The irony regarding asylum seekers arriving by boat in Australian waters, is that Australians themselves could have been the boat people. During World War 2 it was rumoured that the Australian government under Prime Minister Menzies had a plan to allow Japan to take the northern part of Australia had they successfully invaded. This plan was known as the Brisbane Line. Whilst there is some conjecture about whether or not the Brisbane Line really existed, I want to suggest a hypothetical.
Imagine that Japan had invaded Australia and that the Brisbane Line was invoked. Northern Australians would have been the ones seeking refuge. Their applications for refugee status in Southern Australia would have been treated with suspicion and derision from their southern counterparts. Those Northerners who felt they needed to escape the brutality of their new overlords and who decided to jump the newly constructed fence separating Northern Australia from Southern Australia would have found that the Southerners were not waiting for them with open arms. in fact, the exact opposite because of the very suspicion that we saw between East & West Germany: neighbours one day, enemies the next. The reason for suspicion would have included rumours such as: "the Japanese are holding their families hostage and they are only down here to spy on us".
Those northern Australians who managed to jump the fence into Southern Australia would have been imprisoned and most likely deported back to Northern Australia because of the need to "maintain a good relationship with our new mainland neighbours; the Japanese government".
So where to for the Northern Australians? North! Indonesia. Leaky boats, putting their families lives at risk in order to escape a brutal and inhumane regime if we base it on the way the Japanese ran their prison camps during WW2.
Or.... would have those Northern Australians been happy for them and their families, their children, to endure the brutality, the torture just so that they could take a number and apply for refugee status to other countries such as USA, UK or the limited refugee intake of Southern Australia.

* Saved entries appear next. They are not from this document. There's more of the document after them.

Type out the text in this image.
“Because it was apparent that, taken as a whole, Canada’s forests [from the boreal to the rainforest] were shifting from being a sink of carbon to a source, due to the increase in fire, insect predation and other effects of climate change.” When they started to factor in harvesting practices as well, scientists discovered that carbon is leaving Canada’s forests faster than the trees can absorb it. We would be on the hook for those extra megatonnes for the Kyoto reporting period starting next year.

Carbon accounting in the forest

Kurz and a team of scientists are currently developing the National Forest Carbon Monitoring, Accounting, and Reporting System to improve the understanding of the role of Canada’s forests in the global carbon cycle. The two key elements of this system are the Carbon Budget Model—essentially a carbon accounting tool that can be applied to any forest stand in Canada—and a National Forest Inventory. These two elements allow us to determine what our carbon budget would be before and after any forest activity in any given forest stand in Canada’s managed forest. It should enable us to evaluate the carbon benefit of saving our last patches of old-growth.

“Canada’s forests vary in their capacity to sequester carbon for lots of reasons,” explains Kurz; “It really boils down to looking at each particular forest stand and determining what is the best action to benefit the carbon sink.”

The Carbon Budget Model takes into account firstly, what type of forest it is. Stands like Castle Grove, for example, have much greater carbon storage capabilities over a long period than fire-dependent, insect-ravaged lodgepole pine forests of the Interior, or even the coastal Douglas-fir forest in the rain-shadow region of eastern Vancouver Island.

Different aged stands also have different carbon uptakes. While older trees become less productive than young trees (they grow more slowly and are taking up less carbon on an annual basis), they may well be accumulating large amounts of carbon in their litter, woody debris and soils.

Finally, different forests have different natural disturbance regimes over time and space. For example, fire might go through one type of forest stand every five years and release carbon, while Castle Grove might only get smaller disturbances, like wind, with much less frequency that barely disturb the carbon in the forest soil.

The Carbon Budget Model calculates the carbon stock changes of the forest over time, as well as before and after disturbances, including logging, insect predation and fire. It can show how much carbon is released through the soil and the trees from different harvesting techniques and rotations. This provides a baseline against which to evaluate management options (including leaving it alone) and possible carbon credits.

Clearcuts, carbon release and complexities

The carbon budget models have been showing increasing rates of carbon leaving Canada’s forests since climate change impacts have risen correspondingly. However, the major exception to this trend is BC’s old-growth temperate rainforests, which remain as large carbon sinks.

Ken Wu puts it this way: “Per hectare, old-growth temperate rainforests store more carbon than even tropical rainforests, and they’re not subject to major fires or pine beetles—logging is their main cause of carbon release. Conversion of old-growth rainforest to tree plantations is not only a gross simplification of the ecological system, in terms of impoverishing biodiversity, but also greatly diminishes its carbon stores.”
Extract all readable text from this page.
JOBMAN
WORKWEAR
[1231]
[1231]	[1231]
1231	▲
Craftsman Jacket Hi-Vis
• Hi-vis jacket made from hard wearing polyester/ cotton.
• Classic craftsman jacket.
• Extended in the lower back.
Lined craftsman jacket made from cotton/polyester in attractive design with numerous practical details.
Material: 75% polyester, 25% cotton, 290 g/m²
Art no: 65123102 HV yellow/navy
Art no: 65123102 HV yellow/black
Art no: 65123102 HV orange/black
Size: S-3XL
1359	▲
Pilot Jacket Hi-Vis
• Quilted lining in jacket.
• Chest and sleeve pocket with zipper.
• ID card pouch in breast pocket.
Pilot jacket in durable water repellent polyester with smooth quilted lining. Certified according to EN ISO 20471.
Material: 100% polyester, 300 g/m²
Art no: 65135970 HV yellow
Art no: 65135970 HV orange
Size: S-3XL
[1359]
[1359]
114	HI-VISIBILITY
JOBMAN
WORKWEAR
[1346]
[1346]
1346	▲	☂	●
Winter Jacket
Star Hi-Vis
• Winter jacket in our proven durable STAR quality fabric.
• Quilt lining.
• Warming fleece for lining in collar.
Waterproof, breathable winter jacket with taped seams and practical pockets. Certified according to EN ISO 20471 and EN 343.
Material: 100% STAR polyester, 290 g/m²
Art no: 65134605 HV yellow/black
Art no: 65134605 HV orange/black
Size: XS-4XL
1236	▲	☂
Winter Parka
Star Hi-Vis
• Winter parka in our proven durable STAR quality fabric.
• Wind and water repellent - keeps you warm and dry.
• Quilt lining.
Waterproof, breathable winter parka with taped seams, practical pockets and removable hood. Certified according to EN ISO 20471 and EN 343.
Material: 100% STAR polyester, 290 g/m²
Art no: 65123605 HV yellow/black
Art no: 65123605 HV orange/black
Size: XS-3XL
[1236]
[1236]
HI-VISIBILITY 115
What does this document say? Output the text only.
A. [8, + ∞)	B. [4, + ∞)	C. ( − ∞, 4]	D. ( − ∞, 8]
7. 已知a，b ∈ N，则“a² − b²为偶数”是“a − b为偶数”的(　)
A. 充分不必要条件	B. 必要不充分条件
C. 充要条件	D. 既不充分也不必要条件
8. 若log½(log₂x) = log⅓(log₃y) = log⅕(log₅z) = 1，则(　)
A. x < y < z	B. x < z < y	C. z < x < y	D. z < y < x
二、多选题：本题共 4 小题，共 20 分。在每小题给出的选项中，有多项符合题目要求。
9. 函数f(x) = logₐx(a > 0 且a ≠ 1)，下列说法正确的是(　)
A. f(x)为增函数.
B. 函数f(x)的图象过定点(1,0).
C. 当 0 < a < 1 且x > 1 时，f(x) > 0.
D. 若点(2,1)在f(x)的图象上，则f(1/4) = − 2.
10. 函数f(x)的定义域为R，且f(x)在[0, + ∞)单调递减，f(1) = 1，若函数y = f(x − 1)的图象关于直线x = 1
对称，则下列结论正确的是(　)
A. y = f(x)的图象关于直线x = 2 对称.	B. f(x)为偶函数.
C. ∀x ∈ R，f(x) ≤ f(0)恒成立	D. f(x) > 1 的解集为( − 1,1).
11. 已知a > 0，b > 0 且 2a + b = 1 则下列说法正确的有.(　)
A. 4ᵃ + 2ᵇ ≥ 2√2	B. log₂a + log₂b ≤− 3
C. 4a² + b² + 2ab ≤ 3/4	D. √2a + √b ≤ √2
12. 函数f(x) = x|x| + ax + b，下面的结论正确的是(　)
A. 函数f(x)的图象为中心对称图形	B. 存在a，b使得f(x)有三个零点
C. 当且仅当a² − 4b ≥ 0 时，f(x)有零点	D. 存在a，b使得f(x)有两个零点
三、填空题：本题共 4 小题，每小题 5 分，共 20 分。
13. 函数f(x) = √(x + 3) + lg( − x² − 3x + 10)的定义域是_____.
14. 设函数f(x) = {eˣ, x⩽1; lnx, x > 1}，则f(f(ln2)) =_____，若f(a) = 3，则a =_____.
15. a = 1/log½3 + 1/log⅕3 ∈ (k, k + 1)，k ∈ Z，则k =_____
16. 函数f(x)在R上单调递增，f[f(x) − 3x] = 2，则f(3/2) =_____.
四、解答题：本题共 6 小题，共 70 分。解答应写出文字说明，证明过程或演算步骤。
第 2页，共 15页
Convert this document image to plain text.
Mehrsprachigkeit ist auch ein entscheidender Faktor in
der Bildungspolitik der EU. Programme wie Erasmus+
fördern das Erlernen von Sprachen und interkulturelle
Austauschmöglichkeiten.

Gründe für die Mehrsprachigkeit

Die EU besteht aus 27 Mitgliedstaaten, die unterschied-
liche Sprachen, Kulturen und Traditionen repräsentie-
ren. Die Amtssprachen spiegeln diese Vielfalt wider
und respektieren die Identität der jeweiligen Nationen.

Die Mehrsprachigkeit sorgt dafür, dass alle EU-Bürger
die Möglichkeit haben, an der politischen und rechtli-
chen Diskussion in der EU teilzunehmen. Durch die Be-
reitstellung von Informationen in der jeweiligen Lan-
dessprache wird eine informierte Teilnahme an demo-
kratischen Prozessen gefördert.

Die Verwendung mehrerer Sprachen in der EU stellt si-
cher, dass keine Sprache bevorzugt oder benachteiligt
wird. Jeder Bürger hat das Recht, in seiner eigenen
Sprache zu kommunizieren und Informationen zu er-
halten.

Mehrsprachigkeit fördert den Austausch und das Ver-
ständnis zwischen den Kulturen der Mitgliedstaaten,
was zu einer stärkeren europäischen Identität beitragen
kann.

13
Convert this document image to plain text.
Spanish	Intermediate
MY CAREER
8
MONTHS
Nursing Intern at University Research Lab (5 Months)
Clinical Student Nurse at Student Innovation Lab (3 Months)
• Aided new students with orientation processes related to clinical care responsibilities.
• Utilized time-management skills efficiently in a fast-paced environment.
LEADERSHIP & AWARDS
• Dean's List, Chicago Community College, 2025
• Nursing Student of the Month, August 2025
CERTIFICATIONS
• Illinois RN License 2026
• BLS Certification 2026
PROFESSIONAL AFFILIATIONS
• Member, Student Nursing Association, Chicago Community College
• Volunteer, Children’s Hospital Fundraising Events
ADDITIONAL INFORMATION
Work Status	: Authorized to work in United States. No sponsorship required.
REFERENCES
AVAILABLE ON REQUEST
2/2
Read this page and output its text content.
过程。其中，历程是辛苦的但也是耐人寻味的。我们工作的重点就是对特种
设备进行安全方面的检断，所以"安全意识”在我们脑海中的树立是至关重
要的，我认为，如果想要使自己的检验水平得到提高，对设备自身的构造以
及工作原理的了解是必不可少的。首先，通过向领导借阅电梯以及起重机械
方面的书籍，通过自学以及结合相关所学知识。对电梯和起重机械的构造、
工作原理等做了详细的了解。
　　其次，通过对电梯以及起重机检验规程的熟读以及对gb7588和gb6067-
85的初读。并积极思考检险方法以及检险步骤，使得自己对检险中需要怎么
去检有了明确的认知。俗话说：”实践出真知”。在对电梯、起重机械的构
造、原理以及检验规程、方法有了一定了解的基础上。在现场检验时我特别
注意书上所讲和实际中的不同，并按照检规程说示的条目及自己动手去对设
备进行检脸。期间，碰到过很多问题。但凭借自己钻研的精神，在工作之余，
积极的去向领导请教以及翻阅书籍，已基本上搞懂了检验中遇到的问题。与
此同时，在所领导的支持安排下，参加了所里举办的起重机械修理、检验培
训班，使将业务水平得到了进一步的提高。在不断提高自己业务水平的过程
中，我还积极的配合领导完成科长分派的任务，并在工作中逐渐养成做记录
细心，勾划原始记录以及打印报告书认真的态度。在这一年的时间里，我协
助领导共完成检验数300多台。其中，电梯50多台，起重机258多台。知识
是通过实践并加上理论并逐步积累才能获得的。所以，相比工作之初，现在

We should have a more compassionate approach to refugees, we should not be demonizing these victims of terror and brutality, we should not be subjecting them to further abuse and dehumanizing treatment by incarcerating them in remote, hostile areas of Australia or off-shore centres.
Boat people are not the threat that some people believe. The vast majority have been found to be genuine and are now living productive lives in Australia.
Our attitude to asylum seekers should be summed up in the words of John Bradford:
'There but for the grace of God, go I'.